Broad Area Colloquium For AI-Geometry-Graphics-Robotics-Vision
(CS 528)


Learning, Logic, And Probability: A Unified View

Pedro Domingos
Feburary 14, 2005, 4:15PM
TCSeq 200
http://graphics.stanford.edu/ba-colloquium/

Abstract

AI systems must be able to learn, reason logically, and handle uncertainty. While much research has focused on each of these goals individually, only recently have we begun to attempt to achieve all three at once. In this talk I will describe Markov logic, a representation that combines the full power of first-order logic and probabilistic graphical models, and algorithms for learning and inference in it. Syntactically, Markov logic is first-order logic augmented with a weight for each formula. Semantically, a set of Markov logic formulas represents a probability distribution over possible worlds, in the form of a Markov network with one feature per grounding of a formula in the set, with the corresponding weight. Formulas and weights are learned from relational databases using inductive logic programming and iterative optimization of a pseudo-likelihood measure.

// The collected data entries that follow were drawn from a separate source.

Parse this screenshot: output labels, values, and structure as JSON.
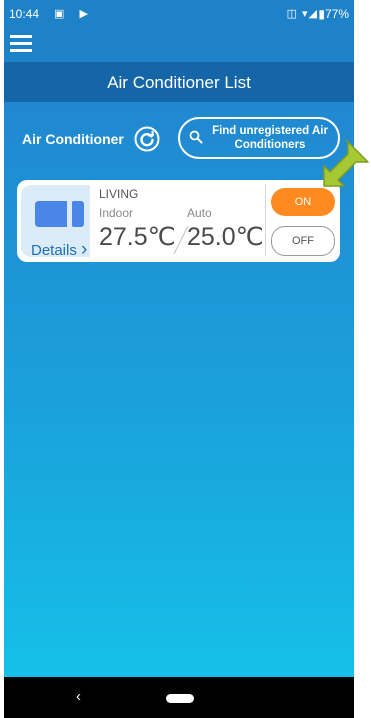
{
  "status_bar": {
    "time": "10:44",
    "left_icons": "▣ ▶",
    "right_icons": "◫ ▾◢",
    "battery": "▮77%"
  },
  "header": {
    "title": "Air Conditioner List"
  },
  "section": {
    "label": "Air Conditioner",
    "find_button_label": "Find unregistered Air Conditioners"
  },
  "ac_card": {
    "room_name": "LIVING",
    "indoor_label": "Indoor",
    "indoor_temp": "27.5℃",
    "mode_label": "Auto",
    "set_temp": "25.0℃",
    "details_label": "Details",
    "details_chevron": "›",
    "on_label": "ON",
    "off_label": "OFF"
  },
  "nav": {
    "back_glyph": "‹"
  },
  "colors": {
    "header_blue": "#1566a8",
    "status_blue": "#1e82c8",
    "on_orange": "#ff8a1f",
    "details_blue": "#1f6fb8",
    "arrow_green": "#a6c832"
  }
}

Inference is performed by Markov chain Monte Carlo over the minimal subset of the ground network required for answering the query. Experiments in a real-world university domain illustrate the promise of this approach.

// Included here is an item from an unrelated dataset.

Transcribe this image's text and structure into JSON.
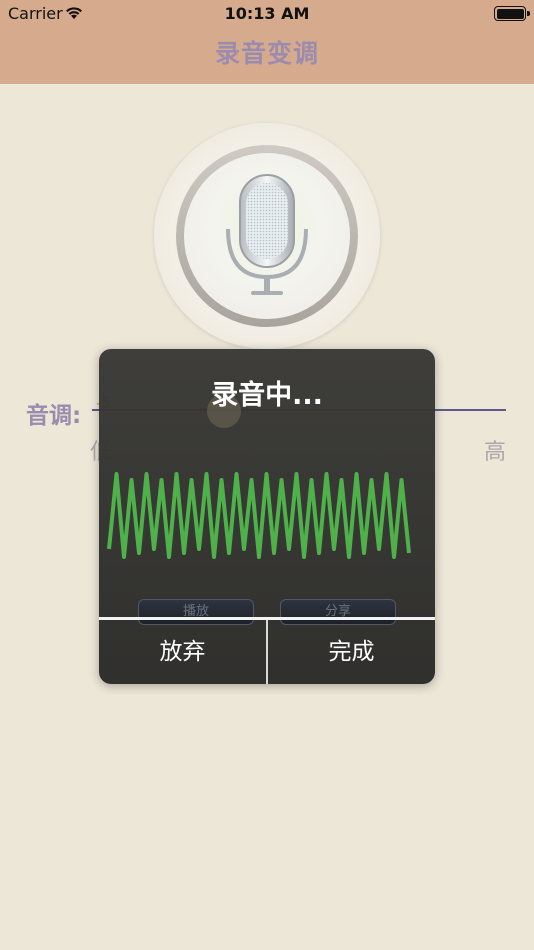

(Joint work with Stanley Kok, Parag and Matt Richardson.)

About the Speaker

Pedro Domingos is an associate professor in the Department of Computer Science and Engineering at the University of Washington. His research interests are in artificial intelligence, machine learning and data mining. He received a PhD in Information and Computer Science from the University of California at Irvine, and is the author or co-author of over 100 technical publications. He is associate editor of JAIR, a member of the editorial board of the Machine Learning journal, and a co-founder of the International Machine Learning Society. He was program co-chair of KDD-2003, and has served on numerous program committees. He has received several awards, including a Sloan Fellowship, an NSF CAREER Award, a Fulbright Scholarship, an IBM Faculty Award, and best paper awards at KDD-98 and KDD-99.